Today was a slow day, one spent following up on the 100+ leads we have to pester with calls and texts every day, letting the new guy (which I no longer am) shadow us, and generally collaborating while bullshitting among ourselves. The day started out mild, but the clouds rolled in in the afternoon.


I showed my first car around 2 PM, to a barely 19 year old girl who couldn't afford it. As I did, the wind was starting to whip and the sky turned dark, as it does on a dime's edge in Colorado. Losing that particular sale, I retreated inside to the whirring warmth of our temporary office trailer and continued to bang through the leads.

At about 5 PM, everything broke loose. The first flakes lasted for about ten minutes before becoming a deluge, quickly accumulating on the cold hoods and windows. Of course, this is when all of our late appointments showed up. I was finishing a sale, delayed for a repair, while a demanding client sat with my coworker, and a walk-in sat with another. Then the phones went out.

There's nothing more terrifying at a high-volume dealership than your phone suddenly displaying a big "X" on its screen. You're alone suddenly, unable to call tech support, loan support, or even transfer a call. We started to shake apart, but we held fast, getting our deals done.

Our desks were full. Two deals approaching completion, two requiring financial review, and a lone guy standing around, trying to pull his paystub off his phone. A perfect time for the copier to go out, leaving us with only an ancient machine that printed maybe five pages a minute when it cared to.

Panic set in, but we had to keep up the veil of professionalism. If you're buying a car during a snowstorm, expect to wait. Most of our customers were patient. One was not, demanding to know why she had to sign a contract when she already put up a down payment. That's the end of it, right?

I was brushing the snow off of my customer's potential purchase when L stepped out, shivering partially from the cold, partially from barely restrained rage. "I'm gonna punch her in the face," she hissed through gritted teeth, knuckles white.

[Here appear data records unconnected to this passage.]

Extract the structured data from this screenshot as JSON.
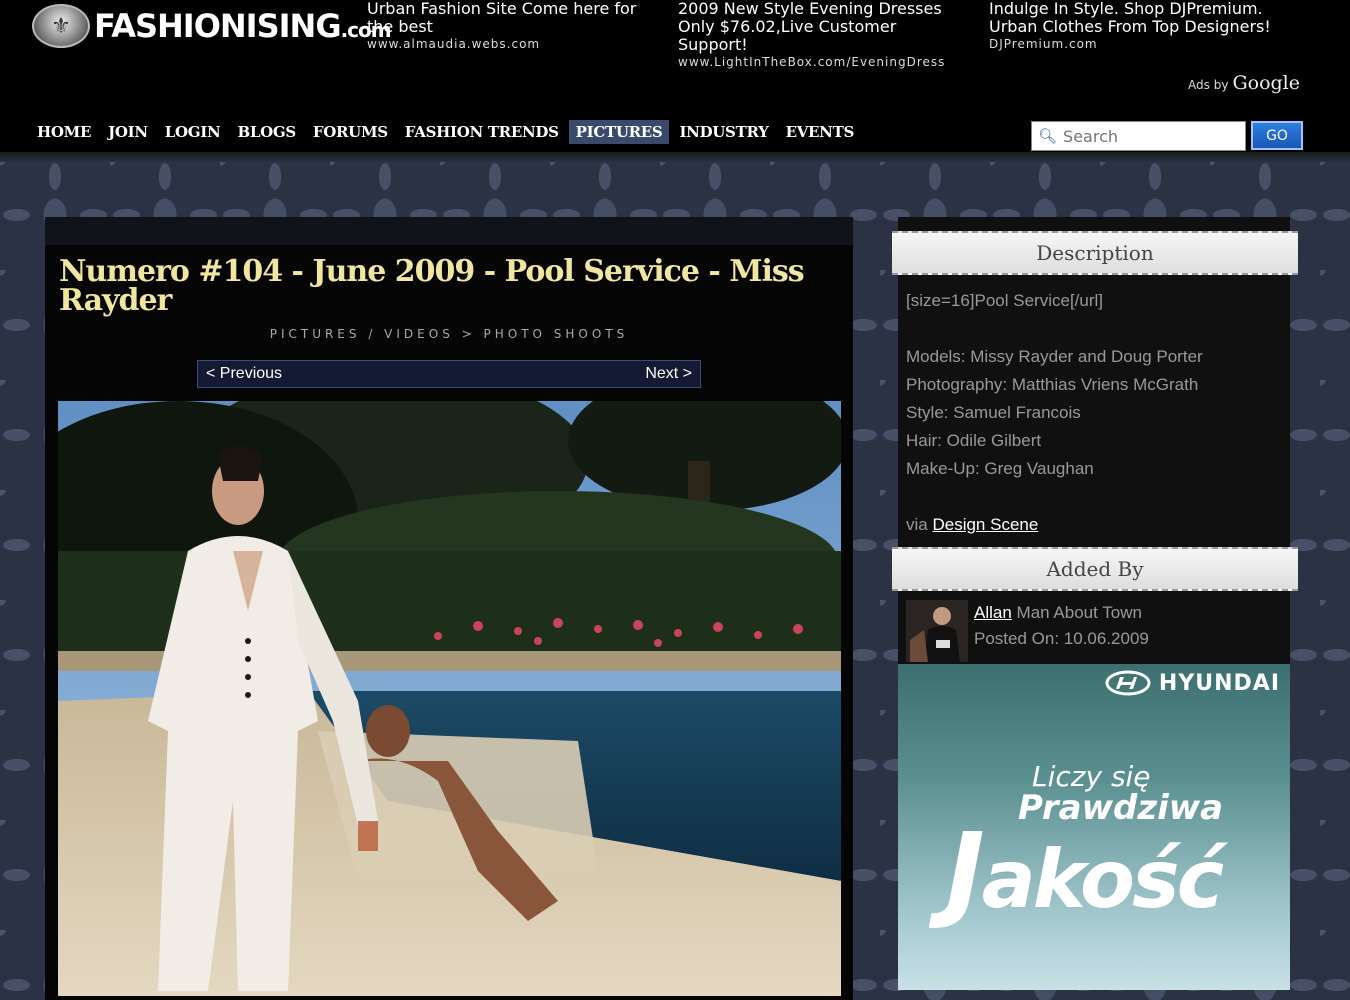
{
  "header": {
    "logo_text": "FASHIONISING",
    "logo_suffix": ".com",
    "ads": [
      {
        "title": "Urban Fashion Site Come here for the best",
        "url": "www.almaudia.webs.com"
      },
      {
        "title": "2009 New Style Evening Dresses Only $76.02,Live Customer Support!",
        "url": "www.LightInTheBox.com/EveningDress"
      },
      {
        "title": "Indulge In Style. Shop DJPremium. Urban Clothes From Top Designers!",
        "url": "DJPremium.com"
      }
    ],
    "ads_by": "Ads by",
    "ads_google": "Google"
  },
  "nav": {
    "items": [
      "HOME",
      "JOIN",
      "LOGIN",
      "BLOGS",
      "FORUMS",
      "FASHION TRENDS",
      "PICTURES",
      "INDUSTRY",
      "EVENTS"
    ],
    "active": "PICTURES"
  },
  "search": {
    "placeholder": "Search",
    "go_label": "GO"
  },
  "main": {
    "title": "Numero #104 - June 2009 - Pool Service - Miss Rayder",
    "breadcrumb": "PICTURES / VIDEOS > PHOTO SHOOTS",
    "prev_label": "< Previous",
    "next_label": "Next >"
  },
  "sidebar": {
    "description_header": "Description",
    "description_lines": [
      "[size=16]Pool Service[/url]",
      "",
      "Models: Missy Rayder and Doug Porter",
      "Photography: Matthias Vriens McGrath",
      "Style: Samuel Francois",
      "Hair: Odile Gilbert",
      "Make-Up: Greg Vaughan",
      ""
    ],
    "via_label": "via",
    "via_link": "Design Scene",
    "added_header": "Added By",
    "user_name": "Allan",
    "user_title": "Man About Town",
    "posted_on": "Posted On: 10.06.2009"
  },
  "ad_banner": {
    "brand": "HYUNDAI",
    "line1": "Liczy się",
    "line2": "Prawdziwa",
    "line3_first": "J",
    "line3_rest": "akość"
  }
}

She squinted against the bright white LED lot lights flashing off the snow, knowing she had to get the contract.

My fingers were chilled to the bone when I finally got in to realize my client's contract hadn't been processed by the cutting-edge online system we use--it'd simply been dropped, requiring me to start the contract all over again, guide the customer through setting up payments again, and have them sign the options and agreement...again.

But I got through. I ambled out into snow and brushed off my car, finally pulling out of the lot by 8 PM. Only one hour later than my scheduled out time--pretty par for the course, all circumstances considered.